Ia menyibakkan rambut yang menutup matanya. Lalu...
“Ini UU No 33 Tahun 2009 tentang Perfilman. Pasal 80 menjadi alasan pihak
aparat polisi melarang pemutaran film “Senyap”. Saya dan pengurus
Cinemama Studies minta maaf yang sebesarnya karena tak bisa memutarkan film ini
kendati persiapan telah kita lakukan jauh-jauh hari,” kata sosok lelaki yang
bernama David Darmadi. Ia didampingi Muhaimin Nurrizqy, salah seorang pengurus
Cinemama Studies saat menyampaian berita “duka” itu.
David Darmadi,
yang sebelumnya memutar karya filmnya Journey of Java Minor kerja sama dengan
manajemen Bioskop Karya Padang, sukses digelar. Menurutnya, saat itu tak
ada masalah soal dengan apa yang dipasangkan pihak pada “Senyap”.
“Journey of Java Minor tak masuk Lembaga Sensor Film (LSF) dan banyak film-film lokal dari Sumbar yang tak disensor LSF, tapi tak ada masalah. Semua lancar-lancar saja. Makanya, kami sangat keget saat pihak polisi melarang film yang berkisah tentang pelanggaran HAM ini,” cerita David.

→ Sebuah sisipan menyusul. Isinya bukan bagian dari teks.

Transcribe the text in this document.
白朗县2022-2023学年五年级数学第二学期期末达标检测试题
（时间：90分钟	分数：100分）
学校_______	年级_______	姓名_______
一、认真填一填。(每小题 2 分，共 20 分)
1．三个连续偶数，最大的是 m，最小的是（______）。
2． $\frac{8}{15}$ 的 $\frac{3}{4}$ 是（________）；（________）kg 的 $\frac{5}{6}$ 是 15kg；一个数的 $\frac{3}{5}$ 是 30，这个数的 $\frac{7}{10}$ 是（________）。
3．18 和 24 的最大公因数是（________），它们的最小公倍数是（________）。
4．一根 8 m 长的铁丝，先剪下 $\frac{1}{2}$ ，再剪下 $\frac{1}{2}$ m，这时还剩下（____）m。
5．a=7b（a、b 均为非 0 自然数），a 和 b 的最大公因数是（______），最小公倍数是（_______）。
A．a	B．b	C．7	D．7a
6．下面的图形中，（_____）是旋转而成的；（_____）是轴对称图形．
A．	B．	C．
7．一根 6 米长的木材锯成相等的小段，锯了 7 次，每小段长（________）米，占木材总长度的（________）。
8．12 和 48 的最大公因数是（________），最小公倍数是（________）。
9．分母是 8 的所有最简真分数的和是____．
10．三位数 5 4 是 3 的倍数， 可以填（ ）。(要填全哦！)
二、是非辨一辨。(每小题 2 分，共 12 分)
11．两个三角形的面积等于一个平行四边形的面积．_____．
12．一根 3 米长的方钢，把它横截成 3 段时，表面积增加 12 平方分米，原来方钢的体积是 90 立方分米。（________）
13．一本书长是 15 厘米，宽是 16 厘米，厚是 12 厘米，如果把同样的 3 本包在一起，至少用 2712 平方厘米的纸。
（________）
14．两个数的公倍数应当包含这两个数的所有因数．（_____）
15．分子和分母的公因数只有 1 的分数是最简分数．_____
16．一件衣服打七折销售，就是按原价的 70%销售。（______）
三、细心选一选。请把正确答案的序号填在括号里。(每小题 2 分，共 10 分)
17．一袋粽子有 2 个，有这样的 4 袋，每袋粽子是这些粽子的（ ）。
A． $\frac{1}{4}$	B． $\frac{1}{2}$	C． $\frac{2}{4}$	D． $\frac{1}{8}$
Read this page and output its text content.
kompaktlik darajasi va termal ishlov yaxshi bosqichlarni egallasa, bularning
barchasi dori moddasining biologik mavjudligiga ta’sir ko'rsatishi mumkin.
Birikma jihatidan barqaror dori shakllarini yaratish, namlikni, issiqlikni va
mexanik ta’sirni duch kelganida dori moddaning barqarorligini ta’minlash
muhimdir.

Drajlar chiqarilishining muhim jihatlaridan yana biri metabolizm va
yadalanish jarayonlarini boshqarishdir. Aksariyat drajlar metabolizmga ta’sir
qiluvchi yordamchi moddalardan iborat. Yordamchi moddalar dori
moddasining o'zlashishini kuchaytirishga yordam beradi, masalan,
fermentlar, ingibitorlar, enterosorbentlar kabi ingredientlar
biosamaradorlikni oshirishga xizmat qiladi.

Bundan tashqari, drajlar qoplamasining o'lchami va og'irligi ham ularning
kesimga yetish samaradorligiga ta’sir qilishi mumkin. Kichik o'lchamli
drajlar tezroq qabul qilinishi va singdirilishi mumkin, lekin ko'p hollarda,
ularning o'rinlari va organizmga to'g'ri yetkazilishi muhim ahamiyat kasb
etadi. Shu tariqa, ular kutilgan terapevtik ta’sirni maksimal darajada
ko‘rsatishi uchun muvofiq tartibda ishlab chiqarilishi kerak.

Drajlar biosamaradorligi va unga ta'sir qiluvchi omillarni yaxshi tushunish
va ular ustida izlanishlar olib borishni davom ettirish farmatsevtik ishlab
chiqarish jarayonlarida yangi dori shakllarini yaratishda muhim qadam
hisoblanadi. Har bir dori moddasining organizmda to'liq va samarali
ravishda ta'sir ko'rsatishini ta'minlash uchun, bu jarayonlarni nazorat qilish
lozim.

“Journey of Java Minor tak masuk Lembaga Sensor Film (LSF) dan banyak film-film lokal dari Sumbar yang tak disensor LSF, tapi tak ada masalah. Semua lancar-lancar saja. Makanya, kami sangat keget saat pihak polisi melarang film yang berkisah tentang pelanggaran HAM ini,” cerita David.
Sesuai jadwal
yang sudah ditetapkan, pihak Cinemama rencana memutar film pukul 11.00 WIB.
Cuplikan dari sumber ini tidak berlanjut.